The vast amounts of data help with the general knowledge. For specific use cases, at a technical level we fine-tune those models on data that is specific to that use case, whether it is code, medicine or legal data, for example. There are many stages beyond that even.
Once we have a system out there it is important to have user feedback in the form of thumbs up, thumbs down, and things like that, and to improve on that so that it becomes more useful.
Lord Hall of Birkenhead: The data that you are training on is so huge that you could not say, “Go here, but not there”, or whatever. You could not point to certain sets that you knew were okay.
Professor Zoubin Ghahramani: We have certainly found that larger models and larger datasets increase general performance.
Lord Hall of Birkenhead: In general performance, it is more right.
Professor Zoubin Ghahramani: It has shown that larger models tend to hallucinate a bit less than smaller models, but it is not a panacea. The answer is not to make your models larger. You have to do quite a lot of hard work to reduce hallucinations. You have to have secondary systems that check the answers against original sources and basically imagine an automatic fact-checker that takes a first draft and then runs fact-checking and eliminates things that are inconsistent or not properly fact-checked.

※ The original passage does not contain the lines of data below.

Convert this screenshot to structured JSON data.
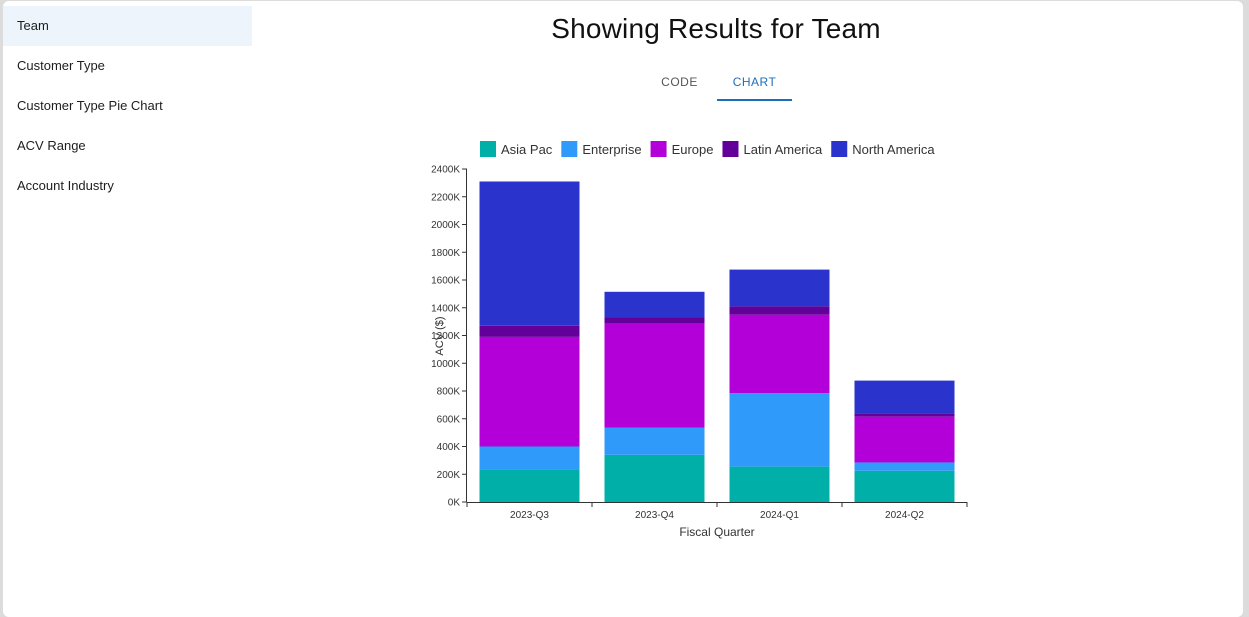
{
  "sidebar": {
    "items": [
      {
        "label": "Team",
        "selected": true
      },
      {
        "label": "Customer Type",
        "selected": false
      },
      {
        "label": "Customer Type Pie Chart",
        "selected": false
      },
      {
        "label": "ACV Range",
        "selected": false
      },
      {
        "label": "Account Industry",
        "selected": false
      }
    ]
  },
  "header": {
    "title": "Showing Results for Team"
  },
  "tabs": [
    {
      "label": "CODE",
      "active": false
    },
    {
      "label": "CHART",
      "active": true
    }
  ],
  "chart_data": {
    "type": "bar",
    "stacked": true,
    "title": "",
    "xlabel": "Fiscal Quarter",
    "ylabel": "ACV ($)",
    "ylim": [
      0,
      2400000
    ],
    "yticks": [
      "0K",
      "200K",
      "400K",
      "600K",
      "800K",
      "1000K",
      "1200K",
      "1400K",
      "1600K",
      "1800K",
      "2000K",
      "2200K",
      "2400K"
    ],
    "categories": [
      "2023-Q3",
      "2023-Q4",
      "2024-Q1",
      "2024-Q2"
    ],
    "legend_position": "top",
    "grid": false,
    "series": [
      {
        "name": "Asia Pac",
        "color": "#00b0a8",
        "values": [
          235000,
          340000,
          255000,
          225000
        ]
      },
      {
        "name": "Enterprise",
        "color": "#2f9afa",
        "values": [
          165000,
          195000,
          530000,
          60000
        ]
      },
      {
        "name": "Europe",
        "color": "#b300d9",
        "values": [
          790000,
          750000,
          565000,
          330000
        ]
      },
      {
        "name": "Latin America",
        "color": "#630099",
        "values": [
          80000,
          45000,
          60000,
          25000
        ]
      },
      {
        "name": "North America",
        "color": "#2a33cc",
        "values": [
          1040000,
          185000,
          265000,
          235000
        ]
      }
    ]
  }
}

It has to do that within a few seconds to be useful.
The Chair: I do not want to put words in your mouth, but you talked a few moments ago about the positive reaction that some in the creative industries have had to this technology. We have heard that too, and I absolutely acknowledge that. Is that your reaction on the opportunities from the technologies? Is that your answer to the concerns raised about the use of their proprietary data in creating this technology from which firms are profiting hugely? Is it, “Suck it up, because it’s going to be great out there”?

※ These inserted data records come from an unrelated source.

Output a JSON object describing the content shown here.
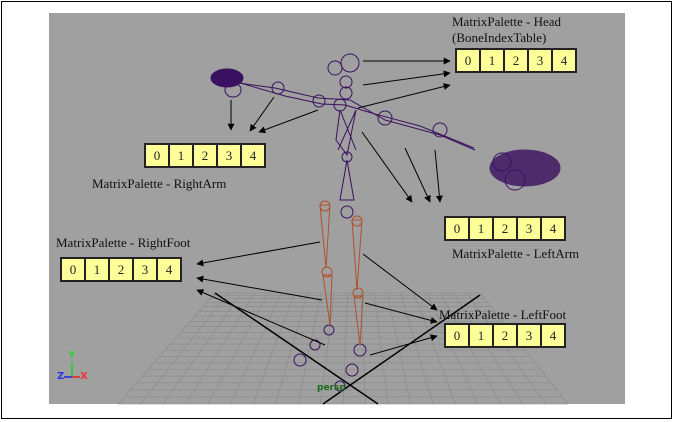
{
  "viewport": {
    "background": "#a0a0a0",
    "camera_label": "persp",
    "axis_labels": {
      "y": "Y",
      "z": "Z",
      "x": "X"
    }
  },
  "palettes": {
    "head": {
      "title": "MatrixPalette - Head",
      "subtitle": "(BoneIndexTable)",
      "cells": [
        "0",
        "1",
        "2",
        "3",
        "4"
      ]
    },
    "right_arm": {
      "title": "MatrixPalette - RightArm",
      "cells": [
        "0",
        "1",
        "2",
        "3",
        "4"
      ]
    },
    "left_arm": {
      "title": "MatrixPalette - LeftArm",
      "cells": [
        "0",
        "1",
        "2",
        "3",
        "4"
      ]
    },
    "right_foot": {
      "title": "MatrixPalette - RightFoot",
      "cells": [
        "0",
        "1",
        "2",
        "3",
        "4"
      ]
    },
    "left_foot": {
      "title": "MatrixPalette - LeftFoot",
      "cells": [
        "0",
        "1",
        "2",
        "3",
        "4"
      ]
    }
  },
  "colors": {
    "cell_fill": "#ffff99",
    "skeleton_upper": "#3a1060",
    "skeleton_legs": "#b0502a",
    "grid": "#888888"
  }
}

Professor Zoubin Ghahramani: No, that is not my answer. We acknowledge that creators have valid concerns about the use of their content. I was pointing out that there is also a lot of enthusiasm from creators about using these tools.
The Chair: Presumably, you can see the legitimate concerns that people have about the use of their material.
Professor Zoubin Ghahramani: Yes. The concerns are very valid if you find the language model exactly reproducing the content from the creator. We try to take measures so that does not happen, but even that can be challenging.
Q111 The Chair: Mr Andrulis, I have one final question for you. Had OpenAI been here today I was going to ask it whether it was going to follow through on what is apparently reported to be a threat to it to cease operating in the EU due to the EU’s forthcoming AI Act and the constraints on that. Being an EU-based business yourself, do you see the UK being a better option for firms such as yours? What would it take for you to decide to move here?
Jonas Andrulis: That is trick question. It is still in development. A few days ago, there was a potentially massive change in direction that ruffled a lot of feathers. It is too early to have a verdict on how strongly AI will come up against innovation. I agree with the direction the UK is currently taking. I like it quite a bit.
The Chair: We will take that as a positive verdict on the UK from a witness who is coming to us from Germany. We have never had a witness on the move before or on the run.
Jonas Andrulis: Sorry about that.
The Chair: Mr Andrulis and Professor Ghahramani, thank you very much for your evidence and testimony. We are very grateful to you both.